Vic Bennett arrived back, bearing aloft the unmentionables (“And yet mentioned so often,” Mac said sardonically), and they climbed into S-Sugar, J-Jig’s replacement. J-Jig had been an unwieldy beast. Like a lot of the Mark
IIs she had seemed reluctant to leave the ground. If she’d been a horse she would be the kind that you had to encourage to start the race, let alone finish, and if you hadn’t known about her, if you hadn’t been warned about her foibles, particularly her suicidal desire to swerve to the right, then it could have been the end of you before you had even begun.

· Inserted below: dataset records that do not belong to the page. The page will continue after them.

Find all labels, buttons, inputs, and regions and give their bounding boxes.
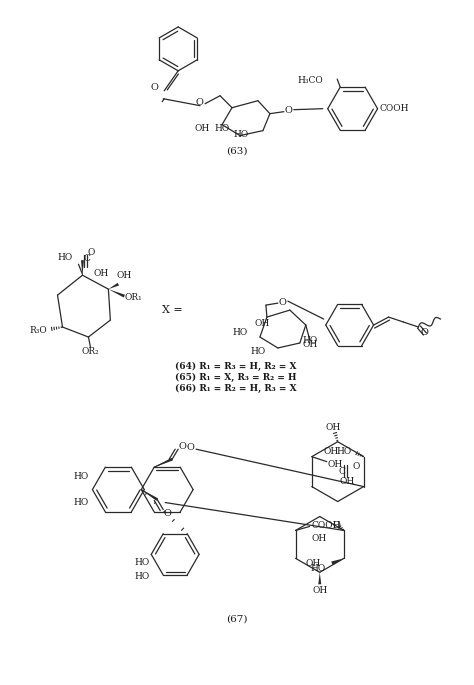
Text: HO: HO <box>337 447 352 456</box>
Text: O: O <box>285 106 293 115</box>
Text: (67): (67) <box>226 614 248 623</box>
Text: HO: HO <box>134 572 149 581</box>
Text: O: O <box>279 297 287 307</box>
Polygon shape <box>331 558 344 565</box>
Text: (65) R₁ = X, R₃ = R₂ = H: (65) R₁ = X, R₃ = R₂ = H <box>175 373 297 382</box>
Text: HO: HO <box>233 327 248 336</box>
Text: HO: HO <box>73 472 89 481</box>
Text: COOH: COOH <box>311 521 341 530</box>
Text: OH: OH <box>195 124 210 133</box>
Text: HO: HO <box>73 498 89 507</box>
Text: (66) R₁ = R₂ = H, R₃ = X: (66) R₁ = R₂ = H, R₃ = X <box>175 384 297 393</box>
Text: OH: OH <box>93 269 109 277</box>
Text: OH: OH <box>328 460 343 469</box>
Text: H₃CO: H₃CO <box>297 76 323 85</box>
Text: HO: HO <box>302 336 318 345</box>
Text: OH: OH <box>255 319 270 327</box>
Text: O: O <box>163 509 171 518</box>
Polygon shape <box>81 260 84 275</box>
Text: C: C <box>83 253 90 263</box>
Text: (63): (63) <box>226 146 248 155</box>
Text: O: O <box>186 443 194 451</box>
Polygon shape <box>109 283 119 289</box>
Text: OH: OH <box>306 559 321 568</box>
Polygon shape <box>318 573 321 584</box>
Polygon shape <box>109 289 125 297</box>
Text: HO: HO <box>57 253 73 262</box>
Text: O: O <box>332 521 340 530</box>
Text: O: O <box>178 442 186 451</box>
Text: O: O <box>353 462 360 471</box>
Text: C: C <box>338 467 345 476</box>
Text: O: O <box>150 84 158 92</box>
Text: O: O <box>195 98 203 108</box>
Text: OH: OH <box>325 423 340 432</box>
Text: HO: HO <box>234 130 249 139</box>
Text: OH: OH <box>116 271 132 279</box>
Text: (64) R₁ = R₃ = H, R₂ = X: (64) R₁ = R₃ = H, R₂ = X <box>175 362 297 371</box>
Text: X =: X = <box>162 305 183 315</box>
Text: HO: HO <box>251 347 266 356</box>
Text: OH: OH <box>339 477 355 486</box>
Text: OH: OH <box>324 447 339 456</box>
Text: OH: OH <box>311 534 327 543</box>
Text: OR₁: OR₁ <box>124 292 142 301</box>
Text: OR₂: OR₂ <box>82 347 100 356</box>
Text: OH: OH <box>302 340 318 349</box>
Text: O: O <box>88 248 95 257</box>
Polygon shape <box>154 458 173 467</box>
Text: HO: HO <box>311 564 326 573</box>
Text: COOH: COOH <box>380 104 409 113</box>
Text: R₃O: R₃O <box>30 325 47 334</box>
Polygon shape <box>141 490 158 501</box>
Text: O: O <box>420 327 428 336</box>
Text: HO: HO <box>134 558 149 567</box>
Text: HO: HO <box>215 124 230 133</box>
Text: OH: OH <box>312 586 328 595</box>
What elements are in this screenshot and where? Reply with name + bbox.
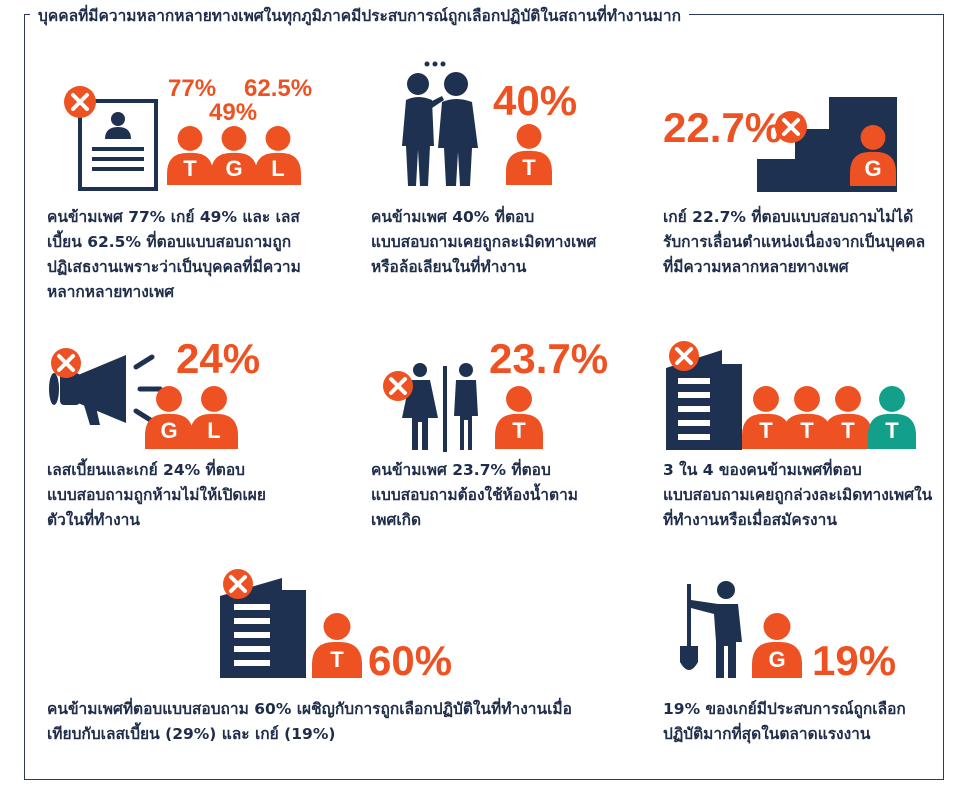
- stat-percent: 40%: [493, 77, 578, 124]
- stat-percent: 49%: [209, 99, 258, 126]
- person-letter: T: [522, 154, 536, 180]
- person-letter: T: [330, 647, 344, 672]
- person-icon: T: [868, 385, 916, 449]
- person-icon: T: [742, 385, 790, 449]
- stat-percent: 62.5%: [244, 75, 313, 102]
- stat-percent: 23.7%: [489, 335, 609, 382]
- office-building-icon: [220, 569, 306, 678]
- person-letter: T: [841, 418, 855, 444]
- person-icon: T: [824, 385, 872, 449]
- stat-description: คนข้ามเพศ 40% ที่ตอบแบบสอบถามเคยถูกละเมิ…: [371, 208, 597, 276]
- person-icon: G: [145, 385, 193, 449]
- person-icon: T: [506, 123, 552, 185]
- person-icon: T: [312, 612, 362, 678]
- person-icon: T: [495, 385, 543, 449]
- person-icon: G: [850, 124, 896, 186]
- stat-description: เกย์ 22.7% ที่ตอบแบบสอบถามไม่ได้รับการเล…: [663, 208, 926, 276]
- person-letter: L: [207, 418, 221, 444]
- office-building-icon: [666, 341, 742, 450]
- person-letter: T: [800, 418, 814, 444]
- stat-description: 19% ของเกย์มีประสบการณ์ถูกเลือกปฏิบัติมา…: [663, 700, 906, 743]
- person-icon: L: [190, 385, 238, 449]
- person-letter: T: [183, 155, 197, 181]
- stat-description: เลสเบี้ยนและเกย์ 24% ที่ตอบแบบสอบถามถูกห…: [47, 461, 266, 529]
- person-icon: G: [752, 612, 802, 678]
- stat-description: 3 ใน 4 ของคนข้ามเพศที่ตอบแบบสอบถามเคยถูก…: [663, 461, 933, 529]
- resume-rejected-icon: [64, 86, 158, 191]
- worker-shovel-icon: [680, 581, 742, 678]
- person-letter: T: [512, 418, 526, 444]
- stat-percent: 77%: [168, 75, 217, 102]
- stat-description: คนข้ามเพศ 23.7% ที่ตอบแบบสอบถามต้องใช้ห้…: [371, 461, 578, 529]
- stat-percent: 19%: [812, 637, 897, 684]
- person-icon: T: [783, 385, 831, 449]
- person-letter: G: [160, 418, 178, 444]
- restroom-icon: [383, 363, 478, 452]
- whispering-people-icon: [402, 61, 478, 186]
- person-letter: T: [885, 418, 899, 444]
- stat-percent: 60%: [368, 637, 453, 684]
- person-letter: L: [271, 155, 285, 181]
- stat-description: คนข้ามเพศ 77% เกย์ 49% และ เลสเบี้ยน 62.…: [47, 208, 301, 301]
- person-letter: G: [768, 647, 786, 672]
- stat-percent: 24%: [176, 335, 261, 382]
- muted-megaphone-icon: [49, 348, 163, 425]
- stat-percent: 22.7%: [663, 104, 783, 151]
- person-icon: T: [167, 125, 213, 185]
- person-letter: G: [225, 155, 243, 181]
- person-icon: G: [211, 125, 257, 185]
- person-letter: T: [759, 418, 773, 444]
- page-title: บุคคลที่มีความหลากหลายทางเพศในทุกภูมิภาค…: [30, 3, 689, 28]
- person-icon: L: [255, 125, 301, 185]
- person-letter: G: [864, 155, 882, 181]
- stat-description: คนข้ามเพศที่ตอบแบบสอบถาม 60% เผชิญกับการ…: [47, 700, 572, 743]
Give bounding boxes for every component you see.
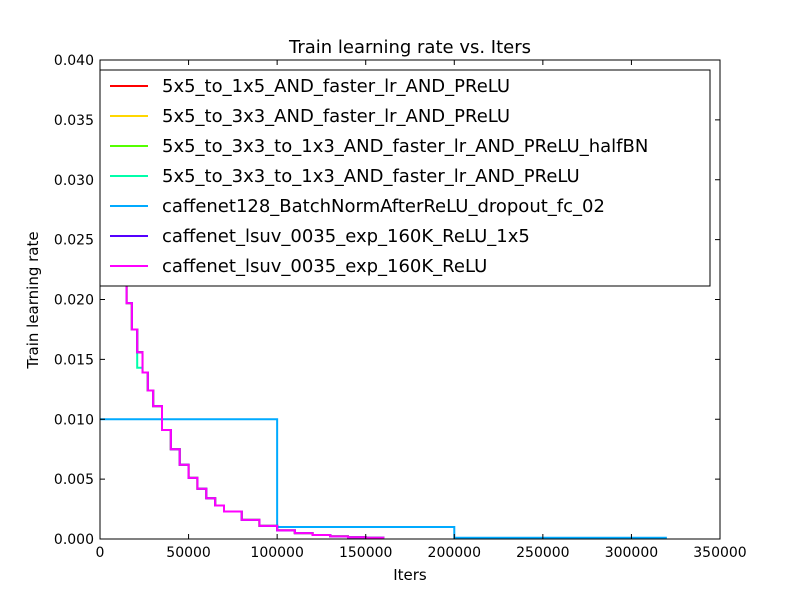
y-tick-label: 0.040 <box>54 53 94 69</box>
plot-area: 0 50000 100000 150000 200000 250000 300000 3500… <box>54 53 747 561</box>
chart-title: Train learning rate vs. Iters <box>288 37 531 58</box>
x-tick-label: 150000 <box>339 545 392 561</box>
legend-label: caffenet128_BatchNormAfterReLU_dropout_f… <box>162 196 605 217</box>
x-axis-label: Iters <box>393 566 427 584</box>
legend-label: 5x5_to_3x3_to_1x3_AND_faster_lr_AND_PReL… <box>162 166 580 187</box>
y-tick-label: 0.025 <box>54 233 94 249</box>
y-tick-label: 0.030 <box>54 173 94 189</box>
y-tick-label: 0.035 <box>54 113 94 129</box>
legend-frame <box>99 69 711 287</box>
y-tick-label: 0.015 <box>54 352 94 368</box>
x-tick-label: 300000 <box>605 545 658 561</box>
legend-label: 5x5_to_3x3_to_1x3_AND_faster_lr_AND_PReL… <box>162 136 648 157</box>
x-tick-label: 250000 <box>516 545 569 561</box>
x-tick-label: 100000 <box>250 545 303 561</box>
y-tick-label: 0.020 <box>54 293 94 309</box>
y-tick-label: 0.010 <box>54 412 94 428</box>
legend-label: caffenet_lsuv_0035_exp_160K_ReLU <box>162 256 487 277</box>
y-tick-label: 0.005 <box>54 472 94 488</box>
x-tick-label: 50000 <box>166 545 211 561</box>
y-axis-ticks: 0.000 0.005 0.010 0.015 0.020 0.025 0.030 0.035… <box>54 53 720 548</box>
legend-label: caffenet_lsuv_0035_exp_160K_ReLU_1x5 <box>162 226 530 247</box>
x-tick-label: 350000 <box>693 545 746 561</box>
y-axis-label: Train learning rate <box>24 231 42 369</box>
x-axis-ticks: 0 50000 100000 150000 200000 250000 300000 3500… <box>96 60 747 561</box>
legend-label: 5x5_to_1x5_AND_faster_lr_AND_PReLU <box>162 76 510 97</box>
x-tick-label: 0 <box>96 545 105 561</box>
legend: 5x5_to_1x5_AND_faster_lr_AND_PReLU 5x5_to… <box>99 69 711 287</box>
legend-label: 5x5_to_3x3_AND_faster_lr_AND_PReLU <box>162 106 510 127</box>
y-tick-label: 0.000 <box>54 532 94 548</box>
series-line <box>100 418 667 539</box>
x-tick-label: 200000 <box>428 545 481 561</box>
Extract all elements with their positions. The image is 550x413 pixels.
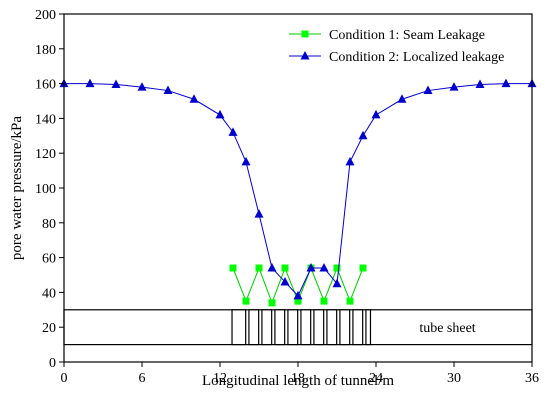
- data-point-condition-2: [293, 290, 303, 300]
- tube-sheet-segment: [365, 309, 372, 346]
- y-tick-label: 120: [35, 147, 56, 162]
- y-tick-label: 80: [42, 217, 56, 232]
- data-point-condition-2: [254, 209, 264, 218]
- legend: Condition 1: Seam Leakage Condition 2: Lo…: [289, 28, 504, 65]
- tube-sheet-segment: [313, 309, 325, 346]
- tube-sheet-segment: [300, 309, 312, 346]
- data-point-condition-2: [137, 82, 147, 91]
- data-point-condition-2: [85, 78, 95, 88]
- x-tick-label: 36: [525, 371, 539, 386]
- data-point-condition-1: [333, 264, 341, 272]
- data-point-condition-1: [294, 297, 302, 305]
- data-point-condition-2: [332, 278, 342, 288]
- data-point-condition-2: [423, 85, 433, 95]
- x-tick-label: 18: [291, 371, 305, 386]
- tube-sheet-segment: [352, 309, 364, 346]
- x-tick-label: 30: [447, 371, 461, 386]
- data-point-condition-2: [111, 79, 121, 88]
- y-tick-label: 180: [35, 43, 56, 58]
- legend-label-2: Condition 2: Localized leakage: [329, 50, 504, 65]
- y-tick-label: 0: [49, 356, 56, 371]
- tube-sheet-label: tube sheet: [419, 321, 475, 336]
- legend-marker-triangle: [300, 51, 310, 60]
- data-point-condition-2: [345, 156, 355, 166]
- y-tick-label: 40: [42, 286, 56, 301]
- y-axis-title: pore water pressure/kPa: [9, 116, 25, 260]
- tube-sheet-segment: [339, 309, 351, 346]
- data-point-condition-1: [359, 264, 367, 272]
- x-axis-title: Longitudinal length of tunnel/m: [202, 373, 394, 389]
- x-tick-label: 12: [213, 371, 227, 386]
- y-tick-label: 140: [35, 112, 56, 127]
- data-point-condition-2: [280, 276, 290, 286]
- data-point-condition-2: [475, 79, 485, 88]
- y-tick-label: 100: [35, 182, 56, 197]
- series-line-2: [64, 83, 532, 297]
- tube-sheet-segment: [231, 309, 247, 346]
- data-point-condition-2: [501, 78, 511, 88]
- tube-sheet-segment: [326, 309, 338, 346]
- data-point-condition-1: [242, 297, 250, 305]
- series-layer: [59, 78, 537, 307]
- data-point-condition-2: [306, 263, 316, 272]
- data-point-condition-2: [215, 109, 225, 119]
- data-point-condition-2: [319, 263, 329, 272]
- y-tick-label: 20: [42, 321, 56, 336]
- data-point-condition-2: [449, 82, 459, 91]
- data-point-condition-1: [229, 264, 237, 272]
- y-tick-label: 60: [42, 252, 56, 267]
- tube-sheet-segment: [261, 309, 273, 346]
- y-tick-label: 160: [35, 78, 56, 93]
- data-point-condition-1: [268, 299, 276, 307]
- tube-sheet-segment: [248, 309, 260, 346]
- data-point-condition-2: [267, 263, 277, 272]
- tube-sheet-segment: [287, 309, 299, 346]
- data-point-condition-2: [371, 109, 381, 119]
- data-point-condition-2: [163, 85, 173, 95]
- tube-sheet: tube sheet: [63, 309, 533, 346]
- legend-label-1: Condition 1: Seam Leakage: [329, 28, 485, 43]
- data-point-condition-2: [358, 130, 368, 140]
- x-tick-label: 0: [61, 371, 68, 386]
- data-point-condition-2: [189, 94, 199, 103]
- y-tick-label: 200: [35, 8, 56, 23]
- data-point-condition-1: [320, 297, 328, 305]
- x-tick-label: 6: [139, 371, 146, 386]
- data-point-condition-1: [281, 264, 289, 272]
- data-point-condition-2: [397, 94, 407, 103]
- data-point-condition-1: [255, 264, 263, 272]
- legend-marker-square: [301, 30, 309, 38]
- axes: 0 20 40 60 80 100 120 140 160 180 200 0 6 12 18 24 30 36 L…: [9, 8, 539, 389]
- tube-sheet-segment: [274, 309, 286, 346]
- x-tick-label: 24: [369, 371, 383, 386]
- data-point-condition-1: [346, 297, 354, 305]
- data-point-condition-2: [241, 156, 251, 166]
- data-point-condition-2: [228, 127, 238, 136]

Tonight was only the second op they had flown in S-Sugar. It was a new kite, straight from the factory floor, as fresh as her crew had once been. They had all wanted to finish their tour in J-Jig, already an object of fond reminiscence. She had brought them luck, she had kept them safe and they were still resentful at her loss and convinced it was yet another sign that they weren’t going to make it to thirty. She had had twenty-six bombs stencilled on her fuselage, one for every mission flown, a key for her twenty-first mission and an ice-cream cornet that some joker had given her for a raid on Italy. S-Sugar’s only op so far, to Dusseldorf, hadn’t yet been commemorated and despite her newness none of them trusted her. The overheating port engine was just one of many niggles.
Their CO had hitched a ride out to dispersal with Vic and was fretting now at the time. “Ten minutes,” he said, tapping his watch. Ten minutes to get off or they would be out of time and would have to be scrubbed.
The truck with the WAAF and the CO aboard followed them along the perimeter track and parked by the flying-control caravan, where they climbed out and joined a rather ragged-looking farewell party that was waiting patiently to wave them off. Teddy suspected some of them had given up hope that they were ever going to go and had abandoned them.